Depending on randomness and other desired inputs there are quite a few different ways to approach it.
I’m out of time for now but I’ll take a look and try and update the definition later today or tomorrow morning.
Really? Really big thanks to Michael Vollrath for taking your precious time to answer for me.
Hi @zfq947254420 ,
Here’s an updated script where the larger holes act as “attractor points”:
I tested with Solid Trim and the result took 3.5 minutes vs the split surface method at around 9 seconds for 200 large points and 1000 small points.

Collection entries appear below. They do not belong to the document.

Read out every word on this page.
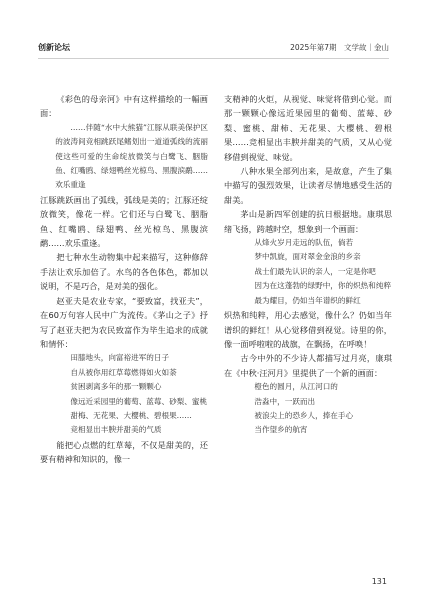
创新论坛	2025年第7期　文学故｜金山

《彩色的母亲河》中有这样描绘的一幅画面：

……伴随“水中大熊猫”江豚从联美保护区的波涛间竞相跳跃尾鳍划出一道道弧线的流丽使这些可爱的生命绽放微笑与白鹭飞、胭脂鱼、红嘴鸥、绿翅鸭丝光椋鸟、黑腹滨鹬……欢乐重逢

江豚跳跃画出了弧线，弧线是美的；江豚还绽放微笑，像花一样。它们还与白鹭飞、胭脂鱼、红嘴鸥、绿翅鸭、丝光椋鸟、黑腹滨鹬……欢乐重逢。

把七种水生动物集中起来描写，这种修辞手法让欢乐加倍了。水鸟的各色体色，都加以说明，不是巧合，是对美的强化。

赵亚夫是农业专家，“要致富，找亚夫”，在60万句容人民中广为流传。《茅山之子》抒写了赵亚夫把为农民致富作为毕生追求的成就和情怀：

田膝地头，向富裕进军的日子

自从被你用红草莓燃得如火如荼

贫困剥离多年的那一颗颗心

像远近采园里的葡萄、蓝莓、砂梨、蜜桃

甜梅、无花果、大樱桃、碧根果……

竞相显出丰腴并甜美的气质

能把心点燃的红草莓，不仅是甜美的，还要有精神和知识的，像一

支精神的火炬，从视觉、味觉将借到心觉。而那一颗颗心像远近果园里的葡萄、蓝莓、砂梨、蜜桃、甜柿、无花果、大樱桃、碧根果……竞相显出丰腴并甜美的气质，又从心觉移借到视觉、味觉。

八种水果全部列出来，是故意，产生了集中描写的强烈效果，让读者尽情地感受生活的甜美。

茅山是新四军创建的抗日根据地。康琪思绪飞扬，跨越时空，想象到一个画面：

从烽火岁月走远的队伍，倘若

梦中凯旋，面对翠金金浪的乡亲

战士们最先认识的亲人，一定是你吧

因为在这蓬勃的绿野中，你的炽热和纯粹

最为耀目，仍如当年谱织的鲜红

炽热和纯粹，用心去感觉，像什么？仍如当年谱织的鲜红！从心觉移借到视觉。诗里的你，像一面呼啦啦的战旗，在飘扬，在呼唤！

古今中外的不少诗人都描写过月亮，康琪在《中秋·汪河月》里提供了一个新的画面：

橙色的圆月，从江河口的

浩淼中，一跃而出

被浪尖上的恐乡人，捧在手心

当作望乡的航宵

131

You can increase the density as you see fit, I would recommend disabling the Surface Split component and previewing just the circles being pulled to the surface prior to the Split Surface component and adjust the density to what you like with the sliders, then enable the component to actually split the surface. (just to save you the time of waiting 10 seconds or a minute or whatever time it takes for the density you choose)
The “Model Space” example you see below is 200 attractor points with 10,000 attracted points and took 30s to compute the trim computation on my hardware. Depending on the density you want to you can of course reduce or increase the count as needed.
There is a “Pull Strength” slider in the second function that will let you adjust the pseudo-magnetic pull force.
Graph Space:
Model Space:
Magnetic Visualization:
I think this gets you closer to what you are after? You’ll need to play around to get the density of the original picture you shared as that to me looks to be about 10s of thousands of points (though hard to say)
Let me know your thoughts,
Thanks!
Many thanks to Michael Walrath for his answer
You’re welcome!
Sorry to bother Michael Walrath again, I have a new problem, I think it’s the position of the hole, to make it look like an ocean wave, like in the picture below. I thought about doing it in grayscale, but it didn’t work out very well. Do you have a better solution?
@zfq947254420 not a bother at all but I would recommend starting this as a new post to help better and for others to help potentially.
Please go ahead and start a new post and I’ll try to reply there, thanks!